Comprar o vender una propiedad podría dejar de ser un terreno incierto en San Luis Potosí. El gobierno estatal impulsa una estrategia para poner orden en el sector inmobiliario, apostando por la profesionalización de quienes operan en este mercado y por mecanismos que permitan a la ciudadanía tomar decisiones con mayor confianza.
La medida parte de una premisa clara: no cualquiera puede intermediar en la compra de un patrimonio. Las autoridades han reforzado la exigencia de que agentes inmobiliarios cuenten con un registro oficial, lo que busca cerrar el paso a prácticas informales y elevar el nivel de transparencia en las operaciones.

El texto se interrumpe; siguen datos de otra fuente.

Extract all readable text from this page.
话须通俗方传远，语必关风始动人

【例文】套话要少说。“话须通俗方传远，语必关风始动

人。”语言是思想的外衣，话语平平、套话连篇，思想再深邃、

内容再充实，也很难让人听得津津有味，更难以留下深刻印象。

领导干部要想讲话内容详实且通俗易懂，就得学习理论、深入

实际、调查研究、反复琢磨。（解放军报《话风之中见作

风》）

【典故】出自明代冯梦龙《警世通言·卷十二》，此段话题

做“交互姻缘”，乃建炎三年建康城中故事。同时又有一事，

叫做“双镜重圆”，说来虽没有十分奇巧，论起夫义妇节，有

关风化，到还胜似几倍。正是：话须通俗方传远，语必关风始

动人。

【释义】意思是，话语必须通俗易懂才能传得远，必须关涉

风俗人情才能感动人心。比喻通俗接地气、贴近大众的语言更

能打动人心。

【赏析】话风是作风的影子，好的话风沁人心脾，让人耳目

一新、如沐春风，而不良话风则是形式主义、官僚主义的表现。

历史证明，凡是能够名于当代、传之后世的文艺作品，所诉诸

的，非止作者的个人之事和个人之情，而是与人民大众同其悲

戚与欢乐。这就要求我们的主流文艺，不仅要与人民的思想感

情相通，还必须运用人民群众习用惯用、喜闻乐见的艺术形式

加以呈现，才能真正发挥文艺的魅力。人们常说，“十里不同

En paralelo, se ha diseñado una plataforma digital que permitirá tanto a profesionales como a usuarios verificar quiénes cumplen con los requisitos legales. Esta herramienta no solo agiliza trámites, también abre una ventana de consulta pública que puede convertirse en un filtro clave para evitar fraudes o malas prácticas en uno de los sectores más sensibles para la economía familiar.
El impulso institucional se da en coordinación con organismos del gremio inmobiliario, que buscan consolidar estándares más altos de preparación y ética. En un mercado donde cada transacción implica decisiones de largo plazo, la regulación deja de ser un trámite para convertirse en una garantía: la de que detrás de cada operación haya respaldo, información clara y mayor seguridad para quienes invierten.